## infinitely many primes 1 mod p

For students of class 11-12 (age 16+)
nayel
Posts: 268
Joined: Tue Dec 07, 2010 7:38 pm
Location: Dhaka, Bangladesh or Cambridge, UK

### infinitely many primes 1 mod p

Here is a sequence of steps through which you can find infinitely many primes congruent to $1\bmod p$ for any prime $p$. (Of course, without having to use Dirichlet's theorem!)

A. Let $a>1$ be an integer.
B. Let $N=a^p-1$.
C. What is the order of $a\bmod N$?
D. This order must divide $\phi(N)$, where $\phi$ is Euler's totient function.
E. Consider the prime factorisation of $N$ to write down $\phi(N)$. Use D to show that there exists a prime $\equiv 1\bmod p$.
F. Can you make some clever choices for $a$ to find infinitely many such primes?
"Everything should be made as simple as possible, but not simpler." - Albert Einstein

Masum
Posts: 592
Joined: Tue Dec 07, 2010 1:12 pm
Location: Dhaka,Bangladesh

### Re: infinitely many primes 1 mod p

Nice. In a similar technique, I tried very hard to find some sort condition or special choices to force $\varphi(p)$ is a square. But still no luck. Must be. Otherwise I would already have solved $p=n^2+1$ problem.
One one thing is neutral in the universe, that is $0$.

asif e elahi
Posts: 183
Joined: Mon Aug 05, 2013 12:36 pm
Location: Sylhet,Bangladesh

### Re: infinitely many primes 1 mod p

nayel wrote:Here is a sequence of steps through which you can find infinitely many primes congruent to $1\bmod p$ for any prime $p$. (Of course, without having to use Dirichlet's theorem!)

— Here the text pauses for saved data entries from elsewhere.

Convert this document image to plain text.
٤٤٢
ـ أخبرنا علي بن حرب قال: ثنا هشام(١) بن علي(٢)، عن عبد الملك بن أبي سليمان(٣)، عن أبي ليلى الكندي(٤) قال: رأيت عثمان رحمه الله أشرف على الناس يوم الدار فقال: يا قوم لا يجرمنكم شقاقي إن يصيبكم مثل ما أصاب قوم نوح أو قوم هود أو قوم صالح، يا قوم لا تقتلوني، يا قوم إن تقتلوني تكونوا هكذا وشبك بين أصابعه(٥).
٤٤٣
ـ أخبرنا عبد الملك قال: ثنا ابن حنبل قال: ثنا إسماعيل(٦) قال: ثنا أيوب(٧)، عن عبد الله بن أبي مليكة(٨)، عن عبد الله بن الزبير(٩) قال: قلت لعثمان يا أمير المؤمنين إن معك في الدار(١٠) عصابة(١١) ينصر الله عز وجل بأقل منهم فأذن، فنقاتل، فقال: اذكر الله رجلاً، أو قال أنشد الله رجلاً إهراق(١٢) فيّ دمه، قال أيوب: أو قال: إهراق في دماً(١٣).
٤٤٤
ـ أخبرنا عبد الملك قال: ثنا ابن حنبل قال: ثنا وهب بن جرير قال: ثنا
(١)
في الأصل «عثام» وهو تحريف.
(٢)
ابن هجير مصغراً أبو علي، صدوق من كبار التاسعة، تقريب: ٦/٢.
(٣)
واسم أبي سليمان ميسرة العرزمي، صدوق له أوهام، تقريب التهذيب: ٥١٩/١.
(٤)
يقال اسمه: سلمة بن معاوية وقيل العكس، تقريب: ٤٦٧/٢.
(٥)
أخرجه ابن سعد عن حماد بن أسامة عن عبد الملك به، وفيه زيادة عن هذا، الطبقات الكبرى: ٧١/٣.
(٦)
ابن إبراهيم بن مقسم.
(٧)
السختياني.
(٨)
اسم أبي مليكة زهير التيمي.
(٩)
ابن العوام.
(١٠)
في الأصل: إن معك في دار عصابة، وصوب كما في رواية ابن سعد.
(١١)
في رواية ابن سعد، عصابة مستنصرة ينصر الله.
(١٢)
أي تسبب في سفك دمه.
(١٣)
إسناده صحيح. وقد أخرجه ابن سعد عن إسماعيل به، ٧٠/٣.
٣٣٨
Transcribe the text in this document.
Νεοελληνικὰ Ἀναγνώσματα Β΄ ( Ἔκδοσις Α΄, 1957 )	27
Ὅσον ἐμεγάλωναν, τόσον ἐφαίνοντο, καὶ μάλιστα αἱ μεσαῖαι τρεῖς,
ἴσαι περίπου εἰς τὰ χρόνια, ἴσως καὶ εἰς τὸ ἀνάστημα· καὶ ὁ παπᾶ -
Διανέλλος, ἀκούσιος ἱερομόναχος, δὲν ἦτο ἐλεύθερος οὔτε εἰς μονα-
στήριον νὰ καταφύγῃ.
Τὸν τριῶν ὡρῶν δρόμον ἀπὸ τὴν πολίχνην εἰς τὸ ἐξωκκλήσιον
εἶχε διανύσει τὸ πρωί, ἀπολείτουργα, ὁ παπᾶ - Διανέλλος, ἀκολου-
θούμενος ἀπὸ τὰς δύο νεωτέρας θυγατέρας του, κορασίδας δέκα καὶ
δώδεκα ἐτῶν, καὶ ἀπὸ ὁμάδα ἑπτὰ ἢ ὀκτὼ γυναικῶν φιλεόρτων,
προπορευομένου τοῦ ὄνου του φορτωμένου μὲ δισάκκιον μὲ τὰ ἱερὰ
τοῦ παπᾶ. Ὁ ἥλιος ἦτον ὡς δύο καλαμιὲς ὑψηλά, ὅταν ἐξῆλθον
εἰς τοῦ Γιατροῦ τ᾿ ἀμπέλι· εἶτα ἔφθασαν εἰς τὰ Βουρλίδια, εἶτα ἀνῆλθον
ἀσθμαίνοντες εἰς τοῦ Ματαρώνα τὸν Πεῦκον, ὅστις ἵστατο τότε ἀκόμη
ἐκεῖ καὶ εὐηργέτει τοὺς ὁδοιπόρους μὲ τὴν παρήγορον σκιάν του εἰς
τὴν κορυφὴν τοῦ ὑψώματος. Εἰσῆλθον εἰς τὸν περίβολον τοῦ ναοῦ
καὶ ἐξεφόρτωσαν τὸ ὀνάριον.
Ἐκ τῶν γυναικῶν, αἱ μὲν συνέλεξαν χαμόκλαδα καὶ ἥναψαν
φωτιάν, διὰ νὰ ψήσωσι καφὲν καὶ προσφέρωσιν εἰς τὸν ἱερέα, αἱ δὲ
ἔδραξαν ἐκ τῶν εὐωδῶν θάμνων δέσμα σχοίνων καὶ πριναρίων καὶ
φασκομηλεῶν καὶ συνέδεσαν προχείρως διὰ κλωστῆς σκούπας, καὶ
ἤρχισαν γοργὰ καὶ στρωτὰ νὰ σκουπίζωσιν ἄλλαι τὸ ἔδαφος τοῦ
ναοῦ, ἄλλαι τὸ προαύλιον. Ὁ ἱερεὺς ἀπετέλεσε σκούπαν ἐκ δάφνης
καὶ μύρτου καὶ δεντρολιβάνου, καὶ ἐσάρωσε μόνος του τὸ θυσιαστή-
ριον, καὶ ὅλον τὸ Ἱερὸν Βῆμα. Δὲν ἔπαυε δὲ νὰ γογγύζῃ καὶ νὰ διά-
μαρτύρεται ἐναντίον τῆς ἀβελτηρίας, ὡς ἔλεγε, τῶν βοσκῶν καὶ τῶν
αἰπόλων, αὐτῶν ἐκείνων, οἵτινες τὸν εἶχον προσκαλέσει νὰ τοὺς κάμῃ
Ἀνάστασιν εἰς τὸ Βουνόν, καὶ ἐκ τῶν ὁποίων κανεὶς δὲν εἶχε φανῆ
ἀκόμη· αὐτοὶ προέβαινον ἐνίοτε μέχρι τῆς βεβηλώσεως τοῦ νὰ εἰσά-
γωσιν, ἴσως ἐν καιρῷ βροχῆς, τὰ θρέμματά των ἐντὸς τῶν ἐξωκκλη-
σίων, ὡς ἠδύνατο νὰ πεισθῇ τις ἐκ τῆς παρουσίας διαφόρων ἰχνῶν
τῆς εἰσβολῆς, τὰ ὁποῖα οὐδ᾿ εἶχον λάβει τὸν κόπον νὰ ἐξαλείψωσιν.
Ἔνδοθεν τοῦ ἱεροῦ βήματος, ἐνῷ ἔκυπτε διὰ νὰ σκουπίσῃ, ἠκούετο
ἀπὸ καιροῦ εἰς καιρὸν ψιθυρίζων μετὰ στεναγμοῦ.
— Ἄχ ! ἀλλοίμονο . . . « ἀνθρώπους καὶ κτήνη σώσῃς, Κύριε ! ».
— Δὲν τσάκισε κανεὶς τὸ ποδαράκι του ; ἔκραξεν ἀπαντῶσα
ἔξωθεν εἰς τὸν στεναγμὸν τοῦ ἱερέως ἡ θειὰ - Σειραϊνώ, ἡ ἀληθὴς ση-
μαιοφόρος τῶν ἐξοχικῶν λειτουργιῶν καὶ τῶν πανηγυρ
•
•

A. Let $a>1$ be an integer.
B. Let $N=a^p-1$.
C. What is the order of $a\bmod N$?
D. This order must divide $\phi(N)$, where $\phi$ is Euler's totient function.
E. Consider the prime factorisation of $N$ to write down $\phi(N)$. Use D to show that there exists a prime $\equiv 1\bmod p$.
F. Can you make some clever choices for $a$ to find infinitely many such primes?
We prove that $p^{p^{k}}-1$ always has a prime divisor that is congruent to 1$mod p^{k}$.We assume the contrary .Let q be a prime divisor of it.Then $p^{p^{k}}\equiv1(mod q)$.Again by Fermat's theorem
$p^{q-1}\equiv 1(mod q)$.So $p^{gcd(p^{k},q-1)}\equiv 1(mod q)$.$gcd(p^{k},q-1)$=$p^{m}$ for some m.By our assumption ,$m\leq k-1$ or $q\mid p^{p^{m}}-1\mid p^{p^{k-1}}-1$.So all the prime divisors $p^{p^{k}}-1$ are divisors of $p^{p^{k-1}}-1$.But $p^{p^{k}}-1=(p^{p^{k-1}})^{p}=p^{p^{k}}-1)X$.here $gcd(p^{p^{k-1}}-1,X)=gcd(p^{p^{k-1}}-1,p)=1$.So $p^{p^{k}}-1$ has a prime divisor that dos'nt divide $p^{p^{k}}-1$.So our assumption was wrong.So $p^{p^{k}}-1$ always has a prime divisor that is congruent to 1$(mod p^{k})$.
We proved that,for all k,there are at least one prime q that is congruent to 1 $(mod p^{k})$.So there are infinite primes congruent to 1(mod p).